Chevron Corporation (NYSE:CVX) reported adjusted fourth-quarter earnings per share of $1.49, above the Zacks Consensus Estimate of $1.47. The beat was driven by strong production from the Permian Basin.
However, the bottom line was below the year-earlier quarter's earnings of $2.06 per share due to lower oil and natural gas price realizations.
The company, which recently raised its quarterly dividend from $1.19 to $1.29, generated revenue of $36.4 billion. The sales figure missed the Zacks Consensus Estimate of $39.8 billion and was down 14.2% year over year.
Chevron announced that it added 494 million barrels of oil-equivalent in proved reserves in 2019, primarily from LNG projects in Australia and deepwater assets in the Gulf of Mexico.
Segment Performance
Upstream: Chevron’s production of crude oil and natural gas remained essentially unchanged from the year-earlier level at 3,078 thousand oil-equivalent barrels per day/MBOE/d (61.5% liquids) – the fifth successive quarter where volumes exceeded 3 million barrels per day.
Contribution from the shale assets in the prolific Permian Basin were offset by normal field declines, turnarounds and the impact of asset dispositions. The fourth-quarter average production from the showpiece Permian Basin was 514 MBOE/d, up 36% year over year.
The U.S. output rose 16.3% year over year to 998 MBOE/d but the company’s international operations (accounting for 68% of the total) fell 6.5% to 2,080 MBOE/d. For the full-year 2019, Chevron’s worldwide production averaged a record 3,058 MBOE/d, reflecting an increase of 4.4% from 2,930 MBOE/d a year ago.

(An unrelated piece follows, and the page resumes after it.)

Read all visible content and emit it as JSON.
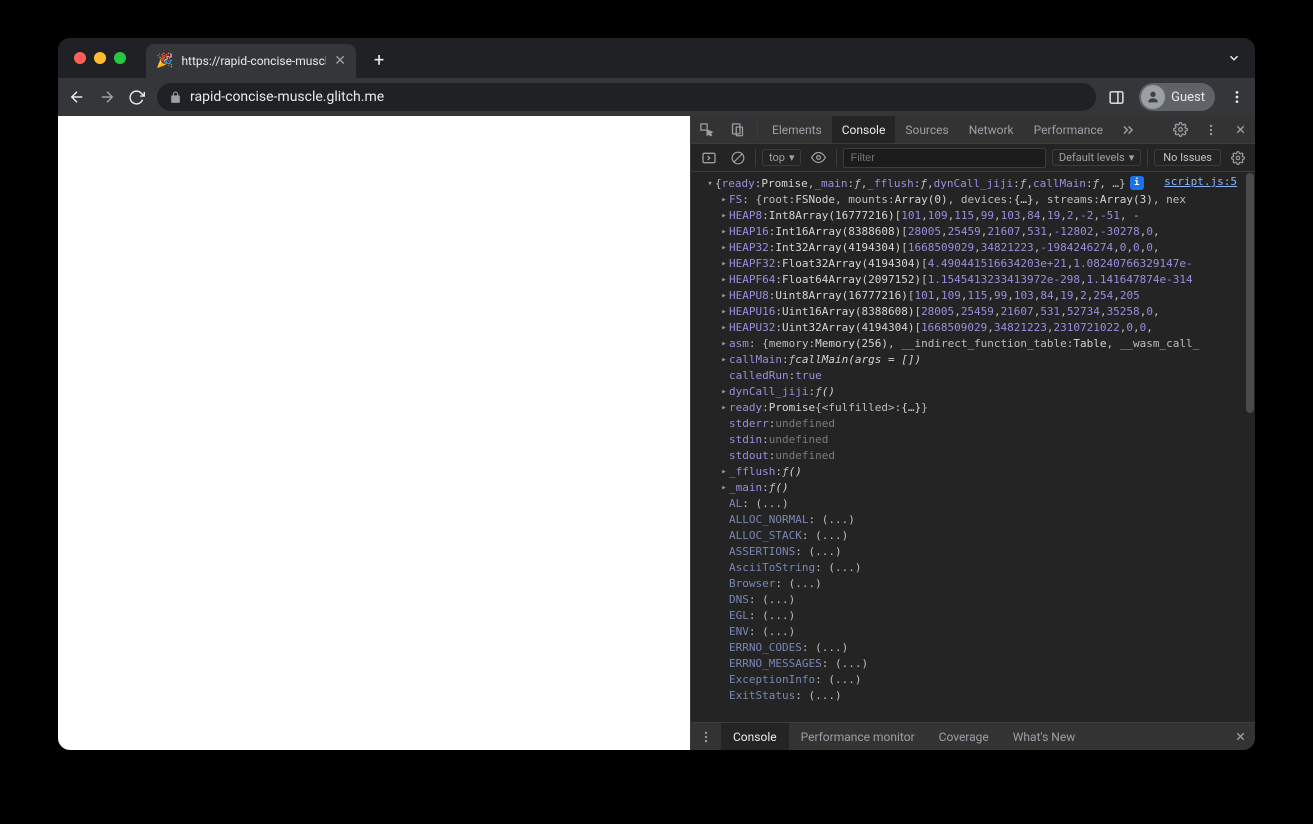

Despite flat production volumes, Chevron’s upstream segment incurred a massive loss of $6.7 billion, compared with the year-ago profit of $3.3 billion. Apart from asset impairment charges, the nosedive to a loss could be blamed on significantly lower oil and gas realizations.
Downstream: Chevron’s downstream segment achieved earnings of $672 million, 21.8% lower than the profit of $859 million last year. The decline primarily underlined a fall in international refined products sales margins and planned turnaround activities.

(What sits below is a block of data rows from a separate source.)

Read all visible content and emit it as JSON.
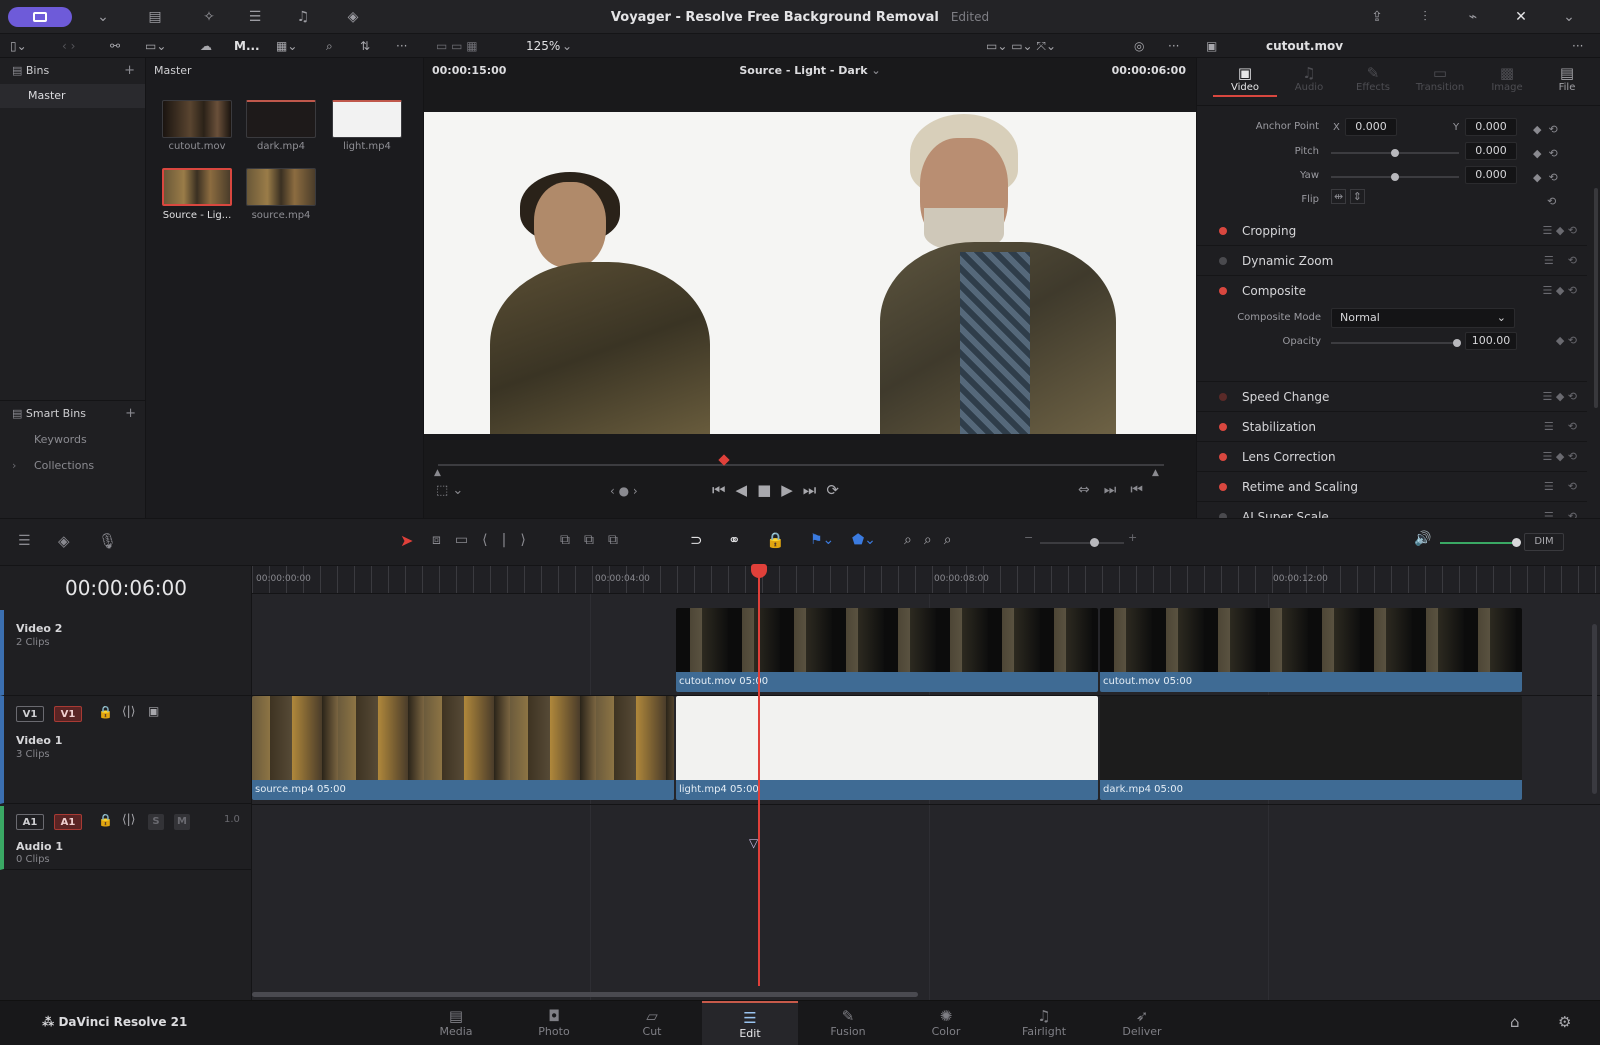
{
  "window": {
    "title": "Voyager - Resolve Free Background Removal",
    "status": "Edited"
  },
  "toolbar": {
    "media_pool_label": "M...",
    "zoom": "125%",
    "inspector_clip": "cutout.mov"
  },
  "bins": {
    "header": "Bins",
    "items": [
      "Master"
    ],
    "smart_header": "Smart Bins",
    "smart_items": [
      "Keywords",
      "Collections"
    ]
  },
  "media_pool": {
    "header": "Master",
    "clips": [
      "cutout.mov",
      "dark.mp4",
      "light.mp4",
      "Source - Lig...",
      "source.mp4"
    ]
  },
  "viewer": {
    "timecode_left": "00:00:15:00",
    "source_label": "Source - Light - Dark",
    "timecode_right": "00:00:06:00"
  },
  "inspector": {
    "tabs": [
      "Video",
      "Audio",
      "Effects",
      "Transition",
      "Image",
      "File"
    ],
    "anchor_label": "Anchor Point",
    "anchor_x_label": "X",
    "anchor_x": "0.000",
    "anchor_y_label": "Y",
    "anchor_y": "0.000",
    "pitch_label": "Pitch",
    "pitch": "0.000",
    "yaw_label": "Yaw",
    "yaw": "0.000",
    "flip_label": "Flip",
    "sections": [
      "Cropping",
      "Dynamic Zoom",
      "Composite"
    ],
    "composite_mode_label": "Composite Mode",
    "composite_mode": "Normal",
    "opacity_label": "Opacity",
    "opacity": "100.00",
    "sections2": [
      "Speed Change",
      "Stabilization",
      "Lens Correction",
      "Retime and Scaling",
      "AI Super Scale"
    ]
  },
  "timeline": {
    "timecode": "00:00:06:00",
    "ruler": [
      "00:00:00:00",
      "00:00:04:00",
      "00:00:08:00",
      "00:00:12:00"
    ],
    "volume_button": "DIM",
    "tracks": [
      {
        "name": "Video 2",
        "sub": "2 Clips"
      },
      {
        "name": "Video 1",
        "sub": "3 Clips",
        "btn_a": "V1",
        "btn_b": "V1"
      },
      {
        "name": "Audio 1",
        "sub": "0 Clips",
        "btn_a": "A1",
        "btn_b": "A1",
        "s": "S",
        "m": "M",
        "level": "1.0"
      }
    ],
    "clips": {
      "v2": [
        "cutout.mov  05:00",
        "cutout.mov  05:00"
      ],
      "v1": [
        "source.mp4  05:00",
        "light.mp4  05:00",
        "dark.mp4  05:00"
      ]
    }
  },
  "pages": {
    "app_name": "DaVinci Resolve 21",
    "items": [
      "Media",
      "Photo",
      "Cut",
      "Edit",
      "Fusion",
      "Color",
      "Fairlight",
      "Deliver"
    ],
    "active": "Edit"
  },
  "colors": {
    "accent": "#6e5bd9",
    "playhead": "#e0403a",
    "clip_label": "#3f6b94",
    "enabled_dot": "#d9473f"
  }
}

Cash Flows, Capital Expenditure
America's No. 2 energy producer behind ExxonMobil (NYSE:XOM) delivered a soft cash flow performance this quarter – an important gauge for the oil and gas industry – with $5.6 billion in cash flow from operations, down from $9.1 billion a year ago. The decrease in cash flow could be attributed to falling lower price realizations in the upstream business.
The company's cash flow for the full-year 2019 was $27.3 billion, down 10.8% from 2018.
In the fourth quarter, Chevron paid $2.3 billion in dividends and repurchased $1.1 billion worth of shares. For the full-year 2019, the company shelled out $9 billion in dividends, and bought back $4 billion of its shares.
The Zacks Rank #2 (Buy) company spent just over $6 billion in capital expenditures during the quarter, edging up from the year-ago period’s $5.8 billion. More than 83% of the total outlays pertained to upstream projects. In 2019, capital spending amounted to $21 billion.
You can see the complete list of today’s Zacks #1 Rank (Strong Buy) stocks here.
Balance Sheet
As of Dec 31, the San Ramon, CA-based company had $5.7 billion in cash and cash equivalents and total debt of $27 billion, with a debt-to-total capitalization ratio of about 15.8%.
Earnings Roundup of Other Oil Supermajors
Among the major integrated players, ExxonMobil and Royal Dutch Shell (LON:RDSa) RDS.A missed profit expectations, while BP plc (NYSE:BP) will report on Tuesday.